War Child is essential viewing, Channel 4’s important documentary on the definitive shame of our age – our failure to rescue defenceless children from war, abuse, sexual exploitation and a pitiful death by drowning or starvation. There has been something frankly brutal about the attitude of the British towards these kids, and the reasons for it, in distorted and cowardly reporting in sections of the media, are plain to see. Every so often the press will publish an image that genuinely moves people – a dead toddler on a beach in Turkey, a bemused blackened child in the back of an ambulance in Syria – but, within a week or two, the old, callous, callused habits of mind return. No doubt the same will happen after we watch, for example, how 11-year old Emran is sent by his remaining family form Afghanistan through Iran to Turkey, thence the dangerous crossing to Greece and, eventually, Germany. This programme and the stories it tells won’t change the world, but it may change a few minds, and help save a few lives. What else can one do?

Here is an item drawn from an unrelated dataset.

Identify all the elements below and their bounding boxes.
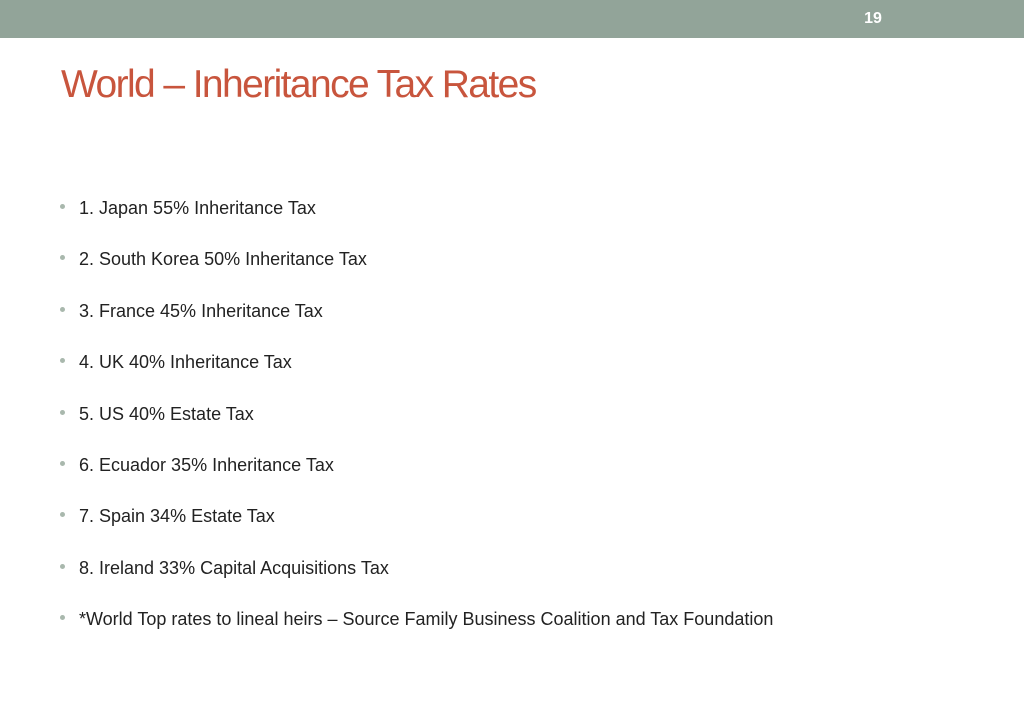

Classic Nugget: Kerry Mucklowe, uncle Steve ‘Nugget’ Nuggins (played by David Nightingale) and Kurtan Mucklowe 

Last, as ever, a plea for you to catch up with This Country, the brilliant mockumentary written and performed by siblings Daisy May and Charlie Cooper. They “are”, as they say in Hollywood voiceovers, Cotswold cousins Kerry and Lee “Kurtan” Mucklowe, whose lives constitute classic tragic-comedy. It works so well because we want to support Kerry and Kurtan, but they make it so hard for us to do so. I think, though, my favourite charter is Kerry’s bedridden mum, never seen but always heard and always fantastically foul-mouthed and belligerent. Best comedy in ages.